Despite the presence of genes that apparently encode
NAD salvage-specific
enzymes in its genome, it has been previously thought that Mycobacterium tuberculosis can only synthesize
NAD de novo. Transcriptional analysis of the de novo synthesis and putative salvage pathway genes revealed an up-regulation of the salvage pathway genes in vivo and in vitro under conditions of
hypoxia. [14C]
Nicotinamide incorporation assays in M.
tuberculosis isolated directly from the lungs of infected mice or from infected macrophages revealed that incorporation of exogenous
nicotinamide was very efficient in in vivo-adapted cells, in contrast to cells grown aerobically in vitro.
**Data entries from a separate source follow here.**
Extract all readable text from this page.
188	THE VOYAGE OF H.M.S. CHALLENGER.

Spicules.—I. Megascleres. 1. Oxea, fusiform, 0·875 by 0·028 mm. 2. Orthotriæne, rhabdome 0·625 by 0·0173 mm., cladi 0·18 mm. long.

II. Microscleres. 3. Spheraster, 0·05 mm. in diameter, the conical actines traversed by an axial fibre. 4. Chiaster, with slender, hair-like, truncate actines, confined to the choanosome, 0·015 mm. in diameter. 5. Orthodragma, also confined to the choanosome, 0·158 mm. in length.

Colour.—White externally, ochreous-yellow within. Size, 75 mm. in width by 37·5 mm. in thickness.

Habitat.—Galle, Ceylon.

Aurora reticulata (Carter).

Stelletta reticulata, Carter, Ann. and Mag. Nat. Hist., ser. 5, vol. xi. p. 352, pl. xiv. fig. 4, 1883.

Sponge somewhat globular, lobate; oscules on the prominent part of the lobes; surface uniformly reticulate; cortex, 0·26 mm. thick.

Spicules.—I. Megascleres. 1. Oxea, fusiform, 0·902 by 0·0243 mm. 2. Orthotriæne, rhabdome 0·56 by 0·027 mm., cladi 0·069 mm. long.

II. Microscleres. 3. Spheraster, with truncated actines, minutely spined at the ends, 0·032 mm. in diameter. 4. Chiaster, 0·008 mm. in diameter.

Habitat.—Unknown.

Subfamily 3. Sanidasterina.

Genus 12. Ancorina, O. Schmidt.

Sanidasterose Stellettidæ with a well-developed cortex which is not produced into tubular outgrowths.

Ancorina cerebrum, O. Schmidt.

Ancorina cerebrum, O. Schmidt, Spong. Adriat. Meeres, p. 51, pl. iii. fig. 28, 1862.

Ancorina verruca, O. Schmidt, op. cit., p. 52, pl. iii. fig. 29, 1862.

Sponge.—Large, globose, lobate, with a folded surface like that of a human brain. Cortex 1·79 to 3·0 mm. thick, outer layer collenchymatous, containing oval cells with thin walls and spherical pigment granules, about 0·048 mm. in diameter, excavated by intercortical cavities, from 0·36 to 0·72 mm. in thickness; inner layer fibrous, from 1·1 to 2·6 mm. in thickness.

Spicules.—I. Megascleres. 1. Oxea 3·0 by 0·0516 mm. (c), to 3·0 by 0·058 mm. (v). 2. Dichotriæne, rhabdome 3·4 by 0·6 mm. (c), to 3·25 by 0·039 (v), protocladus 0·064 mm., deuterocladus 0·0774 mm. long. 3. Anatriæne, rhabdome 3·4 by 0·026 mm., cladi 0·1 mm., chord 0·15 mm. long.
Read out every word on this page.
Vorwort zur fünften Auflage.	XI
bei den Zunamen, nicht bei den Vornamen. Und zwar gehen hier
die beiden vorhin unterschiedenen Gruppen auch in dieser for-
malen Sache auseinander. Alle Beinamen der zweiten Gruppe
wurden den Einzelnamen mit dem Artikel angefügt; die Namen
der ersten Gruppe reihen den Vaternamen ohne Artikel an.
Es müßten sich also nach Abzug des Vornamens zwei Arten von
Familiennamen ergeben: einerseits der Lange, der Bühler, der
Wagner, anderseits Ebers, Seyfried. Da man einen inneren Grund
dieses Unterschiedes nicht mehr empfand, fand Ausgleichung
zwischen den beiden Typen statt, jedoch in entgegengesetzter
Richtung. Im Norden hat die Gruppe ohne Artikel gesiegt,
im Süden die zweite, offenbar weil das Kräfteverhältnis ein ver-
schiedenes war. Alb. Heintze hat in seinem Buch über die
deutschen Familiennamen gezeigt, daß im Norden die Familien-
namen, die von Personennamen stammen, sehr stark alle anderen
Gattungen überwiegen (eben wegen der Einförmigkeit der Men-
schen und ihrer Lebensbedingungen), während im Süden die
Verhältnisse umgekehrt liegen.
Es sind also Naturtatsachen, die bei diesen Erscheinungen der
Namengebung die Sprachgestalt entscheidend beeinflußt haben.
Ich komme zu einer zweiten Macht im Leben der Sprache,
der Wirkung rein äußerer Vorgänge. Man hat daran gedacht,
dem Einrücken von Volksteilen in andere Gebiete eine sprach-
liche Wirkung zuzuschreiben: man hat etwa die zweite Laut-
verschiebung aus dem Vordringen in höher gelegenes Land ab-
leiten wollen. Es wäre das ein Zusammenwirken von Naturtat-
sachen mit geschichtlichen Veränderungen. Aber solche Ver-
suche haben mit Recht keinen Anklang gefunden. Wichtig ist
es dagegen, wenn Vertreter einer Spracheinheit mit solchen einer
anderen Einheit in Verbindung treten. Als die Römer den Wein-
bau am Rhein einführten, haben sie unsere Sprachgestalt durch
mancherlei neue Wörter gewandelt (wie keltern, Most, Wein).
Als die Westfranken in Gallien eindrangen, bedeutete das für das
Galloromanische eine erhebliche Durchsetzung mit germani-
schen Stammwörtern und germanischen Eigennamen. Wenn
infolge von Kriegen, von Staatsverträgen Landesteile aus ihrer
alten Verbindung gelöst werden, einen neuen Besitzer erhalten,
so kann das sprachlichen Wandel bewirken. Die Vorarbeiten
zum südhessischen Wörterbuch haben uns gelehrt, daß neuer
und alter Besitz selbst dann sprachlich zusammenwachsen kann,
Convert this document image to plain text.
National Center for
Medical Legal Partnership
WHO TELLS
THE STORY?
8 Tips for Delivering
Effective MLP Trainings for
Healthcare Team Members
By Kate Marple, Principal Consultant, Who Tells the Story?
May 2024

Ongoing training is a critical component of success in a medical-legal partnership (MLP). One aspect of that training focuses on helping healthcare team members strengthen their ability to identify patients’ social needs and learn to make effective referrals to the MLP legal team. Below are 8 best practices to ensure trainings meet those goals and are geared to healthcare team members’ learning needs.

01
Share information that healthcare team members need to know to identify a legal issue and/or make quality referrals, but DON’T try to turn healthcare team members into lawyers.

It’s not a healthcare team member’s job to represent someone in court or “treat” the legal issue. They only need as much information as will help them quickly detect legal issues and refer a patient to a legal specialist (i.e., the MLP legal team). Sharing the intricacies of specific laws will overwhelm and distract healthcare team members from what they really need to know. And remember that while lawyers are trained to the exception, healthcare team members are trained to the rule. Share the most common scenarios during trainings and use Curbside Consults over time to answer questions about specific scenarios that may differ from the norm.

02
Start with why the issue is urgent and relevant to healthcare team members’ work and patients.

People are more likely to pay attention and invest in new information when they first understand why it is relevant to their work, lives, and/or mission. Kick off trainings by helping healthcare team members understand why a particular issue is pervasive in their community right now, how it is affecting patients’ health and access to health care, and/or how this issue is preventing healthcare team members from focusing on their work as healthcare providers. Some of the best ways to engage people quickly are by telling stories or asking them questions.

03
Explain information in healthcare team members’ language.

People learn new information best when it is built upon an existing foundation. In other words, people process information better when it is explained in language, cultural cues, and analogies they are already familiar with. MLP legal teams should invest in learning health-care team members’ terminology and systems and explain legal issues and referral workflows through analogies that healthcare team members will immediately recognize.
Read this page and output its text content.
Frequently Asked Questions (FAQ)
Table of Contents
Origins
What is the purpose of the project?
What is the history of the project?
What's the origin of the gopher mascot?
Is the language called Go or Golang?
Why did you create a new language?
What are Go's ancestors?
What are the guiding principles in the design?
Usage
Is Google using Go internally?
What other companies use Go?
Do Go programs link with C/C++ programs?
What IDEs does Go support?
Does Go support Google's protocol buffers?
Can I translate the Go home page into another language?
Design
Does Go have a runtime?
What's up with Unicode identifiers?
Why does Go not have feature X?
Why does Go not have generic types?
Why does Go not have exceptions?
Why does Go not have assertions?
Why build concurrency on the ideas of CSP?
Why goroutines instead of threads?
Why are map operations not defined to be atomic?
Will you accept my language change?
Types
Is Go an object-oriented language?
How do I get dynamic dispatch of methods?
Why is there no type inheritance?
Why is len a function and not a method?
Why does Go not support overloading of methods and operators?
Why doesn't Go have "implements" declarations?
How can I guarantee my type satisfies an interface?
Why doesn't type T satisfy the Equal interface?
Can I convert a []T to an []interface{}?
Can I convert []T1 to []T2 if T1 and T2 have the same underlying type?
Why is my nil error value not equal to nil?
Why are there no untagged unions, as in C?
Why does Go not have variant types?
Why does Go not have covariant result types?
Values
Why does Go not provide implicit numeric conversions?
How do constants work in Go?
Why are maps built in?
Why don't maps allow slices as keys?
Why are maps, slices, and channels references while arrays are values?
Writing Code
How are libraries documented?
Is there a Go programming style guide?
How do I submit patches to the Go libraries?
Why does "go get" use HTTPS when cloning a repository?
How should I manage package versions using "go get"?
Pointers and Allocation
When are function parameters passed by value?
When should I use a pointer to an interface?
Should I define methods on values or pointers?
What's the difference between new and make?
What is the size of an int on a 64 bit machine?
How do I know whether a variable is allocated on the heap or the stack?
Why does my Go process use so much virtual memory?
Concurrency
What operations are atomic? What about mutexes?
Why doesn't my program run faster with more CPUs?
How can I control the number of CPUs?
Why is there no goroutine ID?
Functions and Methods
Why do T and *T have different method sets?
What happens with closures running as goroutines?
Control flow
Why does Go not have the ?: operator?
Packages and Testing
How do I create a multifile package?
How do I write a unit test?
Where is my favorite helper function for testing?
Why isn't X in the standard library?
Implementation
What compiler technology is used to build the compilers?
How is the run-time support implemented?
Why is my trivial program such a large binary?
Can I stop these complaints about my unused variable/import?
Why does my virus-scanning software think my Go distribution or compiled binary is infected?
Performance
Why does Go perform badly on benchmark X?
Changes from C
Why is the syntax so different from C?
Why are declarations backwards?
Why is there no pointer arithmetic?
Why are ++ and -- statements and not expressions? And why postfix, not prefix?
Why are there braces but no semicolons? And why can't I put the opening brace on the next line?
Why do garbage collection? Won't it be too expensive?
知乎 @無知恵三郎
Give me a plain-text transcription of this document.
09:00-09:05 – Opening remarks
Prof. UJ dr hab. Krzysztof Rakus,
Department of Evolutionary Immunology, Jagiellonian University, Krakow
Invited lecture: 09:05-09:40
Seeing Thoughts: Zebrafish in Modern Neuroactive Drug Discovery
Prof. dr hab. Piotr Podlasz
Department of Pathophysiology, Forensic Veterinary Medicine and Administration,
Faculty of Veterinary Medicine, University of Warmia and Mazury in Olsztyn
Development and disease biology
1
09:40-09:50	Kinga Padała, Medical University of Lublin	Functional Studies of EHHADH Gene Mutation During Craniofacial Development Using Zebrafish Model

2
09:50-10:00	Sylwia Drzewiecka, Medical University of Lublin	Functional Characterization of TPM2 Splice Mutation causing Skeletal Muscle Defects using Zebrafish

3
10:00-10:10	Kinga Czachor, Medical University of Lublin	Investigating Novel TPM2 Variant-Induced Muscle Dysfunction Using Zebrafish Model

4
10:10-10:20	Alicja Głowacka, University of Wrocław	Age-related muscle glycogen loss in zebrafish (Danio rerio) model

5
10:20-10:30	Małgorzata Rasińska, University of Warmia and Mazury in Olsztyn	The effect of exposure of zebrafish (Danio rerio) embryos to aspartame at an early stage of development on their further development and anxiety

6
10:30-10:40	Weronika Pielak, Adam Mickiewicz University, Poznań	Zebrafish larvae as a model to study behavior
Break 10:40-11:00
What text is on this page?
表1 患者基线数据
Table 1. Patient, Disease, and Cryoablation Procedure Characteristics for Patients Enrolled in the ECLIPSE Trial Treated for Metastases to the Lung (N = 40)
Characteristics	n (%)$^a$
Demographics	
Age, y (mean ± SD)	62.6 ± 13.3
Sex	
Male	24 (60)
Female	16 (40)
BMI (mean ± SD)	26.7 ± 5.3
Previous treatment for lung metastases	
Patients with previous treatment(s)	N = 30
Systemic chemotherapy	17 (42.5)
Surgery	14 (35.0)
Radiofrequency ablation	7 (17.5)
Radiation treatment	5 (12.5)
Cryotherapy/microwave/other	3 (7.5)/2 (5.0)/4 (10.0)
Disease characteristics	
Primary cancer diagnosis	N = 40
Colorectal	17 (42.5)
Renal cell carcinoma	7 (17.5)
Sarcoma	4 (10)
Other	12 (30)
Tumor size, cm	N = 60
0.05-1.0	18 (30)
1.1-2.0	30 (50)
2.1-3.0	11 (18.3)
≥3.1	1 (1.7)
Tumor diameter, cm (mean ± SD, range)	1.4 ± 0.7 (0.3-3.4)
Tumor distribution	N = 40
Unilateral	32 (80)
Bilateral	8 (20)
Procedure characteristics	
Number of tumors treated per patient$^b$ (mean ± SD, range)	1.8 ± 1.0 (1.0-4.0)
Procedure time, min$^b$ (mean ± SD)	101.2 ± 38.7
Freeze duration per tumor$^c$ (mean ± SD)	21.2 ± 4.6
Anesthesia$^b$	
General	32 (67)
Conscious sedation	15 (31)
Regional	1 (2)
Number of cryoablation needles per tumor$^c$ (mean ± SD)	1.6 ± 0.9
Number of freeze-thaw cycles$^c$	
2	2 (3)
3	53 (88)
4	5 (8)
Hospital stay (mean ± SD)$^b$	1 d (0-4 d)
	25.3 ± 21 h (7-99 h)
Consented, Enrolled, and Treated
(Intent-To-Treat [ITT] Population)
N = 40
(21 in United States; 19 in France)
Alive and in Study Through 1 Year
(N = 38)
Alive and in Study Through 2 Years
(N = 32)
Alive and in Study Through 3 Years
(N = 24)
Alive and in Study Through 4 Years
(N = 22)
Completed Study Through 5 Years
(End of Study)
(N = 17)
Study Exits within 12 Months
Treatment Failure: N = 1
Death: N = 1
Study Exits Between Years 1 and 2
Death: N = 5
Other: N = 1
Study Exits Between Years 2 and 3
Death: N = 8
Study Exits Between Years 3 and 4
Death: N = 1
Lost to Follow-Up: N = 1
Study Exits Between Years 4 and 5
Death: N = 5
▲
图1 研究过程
Two putative
nicotinic acid phosphoribosyltransferases, PncB1 (Rv1330c) and PncB2 (Rv0573c), were examined by a combination of in vitro enzymatic activity assays and allelic exchange studies. These studies revealed that both play a role in cofactor salvage. Mutants in the de novo pathway died upon removal of exogenous
nicotinamide during active replication in vitro. Cell death is induced by both cofactor
starvation and disruption of cellular redox homeostasis as electron transport is impaired by limiting
NAD. Inhibitors of
NAD synthetase, an essential
enzyme common to both recycling and de novo synthesis pathways, displayed the same bactericidal effect as sudden
NAD starvation of the de novo pathway mutant in both actively growing and nonreplicating M.
tuberculosis. These studies demonstrate the plasticity of the organism in maintaining
NAD levels and establish that the two
enzymes of the universal pathway are attractive chemotherapeutic targets for active as well as
latent tuberculosis.